Five years ago Ann Wise took early retirement from her job to downsize, sold her modest home in London and moved to the country to follow her dream to train to be an artist. She thought that her pension and savings would see her through her retirement years. The change in the economic climate found Ann worrying about money and realising she no longer had the option of being 59 and retired.
‘My savings had dropped dramatically in the last two years along with my personal pension that was paid three monthly. Yes, I had paid for my home in full and didn’t have a mortgage to worry about but even day to day expenses were giving me sleepless nights. The rise in fuel bills meant that I went through the winter without having my heating on all day – I just added more layers of clothing and went for brisk walks to keep warm and active. I did worry that I should not have decided to downsize my life and leave my job so early.
Pay As You Go
I made some New Year resolutions to save as much money as possible and rather than get depressed about the situation I sat and made a list of all of my outgoings. I did consider changing my gas and electric meters so that I bought my fuel as I needed it but a quick check with suppliers made me realise that buying it this way was more expensive. Instead I opened a savings account and put the money away each week as I used the fuel. I moved my bed to the smaller bedroom, hung the thickest curtains and put rugs from other rooms on top of my fitted carpet. I also took bedding from the spare bed and put two blankets under my bottom sheet. Over the top of my duvet I added a second spare duvet. I then went to bed wearing a woolly hat to keep my head warm and also a thick pair of socks. Apart from when the weather turned to snow or an icy wind blew I was really snug without the heating running.
During my walks I found branches that had fallen from trees and collected them to carry home.

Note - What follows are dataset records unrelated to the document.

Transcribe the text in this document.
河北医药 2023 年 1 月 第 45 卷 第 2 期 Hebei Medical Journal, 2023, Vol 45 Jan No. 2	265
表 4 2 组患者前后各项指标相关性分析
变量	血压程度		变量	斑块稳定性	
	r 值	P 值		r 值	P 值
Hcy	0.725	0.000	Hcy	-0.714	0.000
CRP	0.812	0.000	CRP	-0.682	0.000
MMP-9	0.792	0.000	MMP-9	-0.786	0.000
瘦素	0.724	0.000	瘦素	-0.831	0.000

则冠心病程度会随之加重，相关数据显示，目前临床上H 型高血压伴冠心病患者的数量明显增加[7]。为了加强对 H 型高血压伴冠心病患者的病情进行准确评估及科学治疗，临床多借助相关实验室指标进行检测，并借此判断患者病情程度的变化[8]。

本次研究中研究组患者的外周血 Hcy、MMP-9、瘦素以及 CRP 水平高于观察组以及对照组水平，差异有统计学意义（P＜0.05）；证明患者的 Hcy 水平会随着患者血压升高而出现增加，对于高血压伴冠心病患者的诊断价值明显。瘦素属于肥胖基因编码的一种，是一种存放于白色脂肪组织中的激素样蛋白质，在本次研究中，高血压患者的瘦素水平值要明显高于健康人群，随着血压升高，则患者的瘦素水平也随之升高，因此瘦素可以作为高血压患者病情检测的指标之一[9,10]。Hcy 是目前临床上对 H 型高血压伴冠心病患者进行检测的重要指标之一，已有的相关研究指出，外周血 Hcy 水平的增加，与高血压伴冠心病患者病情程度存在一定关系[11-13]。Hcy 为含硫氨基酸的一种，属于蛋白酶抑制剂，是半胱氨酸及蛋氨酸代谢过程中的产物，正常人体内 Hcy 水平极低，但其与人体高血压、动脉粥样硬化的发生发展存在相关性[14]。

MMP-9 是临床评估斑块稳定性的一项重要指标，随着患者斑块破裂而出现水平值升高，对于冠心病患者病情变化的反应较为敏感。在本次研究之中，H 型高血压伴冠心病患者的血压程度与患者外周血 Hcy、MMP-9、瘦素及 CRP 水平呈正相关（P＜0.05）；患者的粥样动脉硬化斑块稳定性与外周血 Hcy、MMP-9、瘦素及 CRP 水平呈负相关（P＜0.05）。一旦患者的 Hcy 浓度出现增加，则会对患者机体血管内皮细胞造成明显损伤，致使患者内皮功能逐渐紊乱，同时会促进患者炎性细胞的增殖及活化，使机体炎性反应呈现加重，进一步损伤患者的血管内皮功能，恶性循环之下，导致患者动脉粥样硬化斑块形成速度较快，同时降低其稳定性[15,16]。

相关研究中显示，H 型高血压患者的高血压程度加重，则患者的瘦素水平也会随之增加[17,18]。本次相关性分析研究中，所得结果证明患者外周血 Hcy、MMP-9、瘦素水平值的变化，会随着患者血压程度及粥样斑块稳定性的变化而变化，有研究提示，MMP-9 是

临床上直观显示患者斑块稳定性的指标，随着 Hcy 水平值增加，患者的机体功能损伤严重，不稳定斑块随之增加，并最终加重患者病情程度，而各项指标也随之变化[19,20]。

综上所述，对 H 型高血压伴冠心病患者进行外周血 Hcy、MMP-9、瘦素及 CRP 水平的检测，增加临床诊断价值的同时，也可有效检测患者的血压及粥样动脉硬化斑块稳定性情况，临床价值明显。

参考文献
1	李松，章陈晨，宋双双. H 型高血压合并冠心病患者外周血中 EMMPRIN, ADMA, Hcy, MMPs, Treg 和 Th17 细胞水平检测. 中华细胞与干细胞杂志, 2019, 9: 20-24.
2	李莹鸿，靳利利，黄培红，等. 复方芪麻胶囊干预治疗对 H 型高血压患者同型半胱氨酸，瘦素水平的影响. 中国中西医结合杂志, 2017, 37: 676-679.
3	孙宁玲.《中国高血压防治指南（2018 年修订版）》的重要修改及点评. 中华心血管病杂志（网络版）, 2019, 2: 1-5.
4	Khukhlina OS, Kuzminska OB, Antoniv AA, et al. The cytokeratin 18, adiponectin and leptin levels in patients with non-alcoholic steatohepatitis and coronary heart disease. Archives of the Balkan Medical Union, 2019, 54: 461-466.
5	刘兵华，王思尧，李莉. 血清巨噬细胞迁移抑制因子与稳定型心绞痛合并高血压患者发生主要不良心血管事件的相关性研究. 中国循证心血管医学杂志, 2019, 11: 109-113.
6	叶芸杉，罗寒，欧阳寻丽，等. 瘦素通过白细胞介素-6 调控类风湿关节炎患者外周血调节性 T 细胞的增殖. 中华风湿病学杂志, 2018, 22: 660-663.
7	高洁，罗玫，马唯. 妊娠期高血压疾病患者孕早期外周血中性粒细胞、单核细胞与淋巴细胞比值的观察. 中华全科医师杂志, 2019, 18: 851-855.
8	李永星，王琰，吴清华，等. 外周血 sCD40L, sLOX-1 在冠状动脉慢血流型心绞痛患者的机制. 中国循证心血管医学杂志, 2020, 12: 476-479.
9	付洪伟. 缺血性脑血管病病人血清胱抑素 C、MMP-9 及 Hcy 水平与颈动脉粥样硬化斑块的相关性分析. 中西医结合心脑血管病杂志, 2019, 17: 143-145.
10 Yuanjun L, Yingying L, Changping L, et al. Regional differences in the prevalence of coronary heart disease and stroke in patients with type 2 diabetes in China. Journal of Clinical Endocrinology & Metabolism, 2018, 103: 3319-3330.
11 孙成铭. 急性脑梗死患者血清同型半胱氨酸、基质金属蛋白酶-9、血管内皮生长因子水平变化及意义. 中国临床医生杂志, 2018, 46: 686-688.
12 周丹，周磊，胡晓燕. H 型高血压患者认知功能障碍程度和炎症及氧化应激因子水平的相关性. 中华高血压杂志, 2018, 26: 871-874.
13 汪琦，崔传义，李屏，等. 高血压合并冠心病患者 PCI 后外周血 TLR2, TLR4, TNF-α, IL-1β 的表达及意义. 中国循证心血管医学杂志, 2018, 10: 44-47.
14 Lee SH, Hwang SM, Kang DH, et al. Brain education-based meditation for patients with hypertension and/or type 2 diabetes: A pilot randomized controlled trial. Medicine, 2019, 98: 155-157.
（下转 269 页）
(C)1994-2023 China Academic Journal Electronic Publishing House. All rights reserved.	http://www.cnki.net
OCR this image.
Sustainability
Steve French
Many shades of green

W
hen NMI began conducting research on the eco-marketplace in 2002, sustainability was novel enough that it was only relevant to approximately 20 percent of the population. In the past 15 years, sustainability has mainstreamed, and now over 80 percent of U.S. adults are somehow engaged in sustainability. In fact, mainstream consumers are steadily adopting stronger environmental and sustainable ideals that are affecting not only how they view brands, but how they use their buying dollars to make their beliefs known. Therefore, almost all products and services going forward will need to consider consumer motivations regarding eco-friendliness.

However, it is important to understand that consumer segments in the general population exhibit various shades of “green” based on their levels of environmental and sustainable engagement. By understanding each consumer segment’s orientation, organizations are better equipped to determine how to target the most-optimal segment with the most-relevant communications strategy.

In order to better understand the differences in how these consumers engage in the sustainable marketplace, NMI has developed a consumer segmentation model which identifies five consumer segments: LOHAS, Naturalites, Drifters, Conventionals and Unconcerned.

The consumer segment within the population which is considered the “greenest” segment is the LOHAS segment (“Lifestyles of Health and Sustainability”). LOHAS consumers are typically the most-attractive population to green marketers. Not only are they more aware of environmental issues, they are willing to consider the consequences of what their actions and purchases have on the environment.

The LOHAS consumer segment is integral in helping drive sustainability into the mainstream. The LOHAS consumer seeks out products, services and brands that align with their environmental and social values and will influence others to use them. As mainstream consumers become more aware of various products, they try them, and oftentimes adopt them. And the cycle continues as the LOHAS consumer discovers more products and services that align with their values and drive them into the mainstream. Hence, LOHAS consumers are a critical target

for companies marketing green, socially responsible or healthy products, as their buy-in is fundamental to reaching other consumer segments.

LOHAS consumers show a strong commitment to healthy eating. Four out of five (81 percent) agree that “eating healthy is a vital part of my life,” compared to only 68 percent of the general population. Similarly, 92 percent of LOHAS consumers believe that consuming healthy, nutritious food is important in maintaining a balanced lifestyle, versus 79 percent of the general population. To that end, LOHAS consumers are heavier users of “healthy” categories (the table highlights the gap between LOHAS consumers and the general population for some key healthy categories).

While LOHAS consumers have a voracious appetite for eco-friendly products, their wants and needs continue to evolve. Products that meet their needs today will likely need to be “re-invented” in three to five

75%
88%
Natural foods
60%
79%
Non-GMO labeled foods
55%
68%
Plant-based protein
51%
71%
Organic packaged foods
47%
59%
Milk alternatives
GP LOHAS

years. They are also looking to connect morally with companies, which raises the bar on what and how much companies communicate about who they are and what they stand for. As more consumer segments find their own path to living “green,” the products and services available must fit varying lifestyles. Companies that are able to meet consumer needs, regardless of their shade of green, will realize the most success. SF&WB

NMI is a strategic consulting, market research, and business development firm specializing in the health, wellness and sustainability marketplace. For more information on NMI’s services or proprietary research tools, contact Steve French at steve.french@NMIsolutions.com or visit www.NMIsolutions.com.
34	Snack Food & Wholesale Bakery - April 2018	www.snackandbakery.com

To begin with I had thought of having the fireplace in my living room opened up so that I could burn my free wood supply. A friend introduced me to a website called Freecycle where I could give away unwanted items to declutter my home. While browsing I found that someone wanted to get rid of an old wood burning stove. My young neighbour kindly collected it for me and we cleaned it up and black leaded it before paying someone to install it. The cost was nominal and I used the money left from my fuel saving venture to pay for the installation. The stove was so efficient that I found I could leave the door to the living room open and the heat kept the whole house comfortable at night. An added bonus was that the stove had a small hotplate on the top. If felt strange at first but by making a stew or casserole in one pot and having it simmering on the wood burning stove in my living room I saved on gas I would have used to cook my meals.
I started to visit charity shops for the odd household item and also found some very nice pieces of clothing at really reasonable prices. While visiting one charity shop for a children's charity I spotted an advertisement asking for voluntary workers to teach art workshops. So, for one day each week I taught my hobby to young people and their parents. This got me away from home for a while and I also met lots of interesting people. During one of our exhibitions of students' work, I had hung a few of my own paintings of local views and I found people showing interest and asking to buy them. This led to my having my work hung in a local tourist office and the library and increasing my income from a few very good sales.
I know I shall always have to watch the pennies as will a lot of people but I can go forward into my retirement years knowing that by watching the pennies now I am keeping my savings for a later date. I realise now that one has to think more about the future when one decides to downsize but it can still be done and enjoyed.’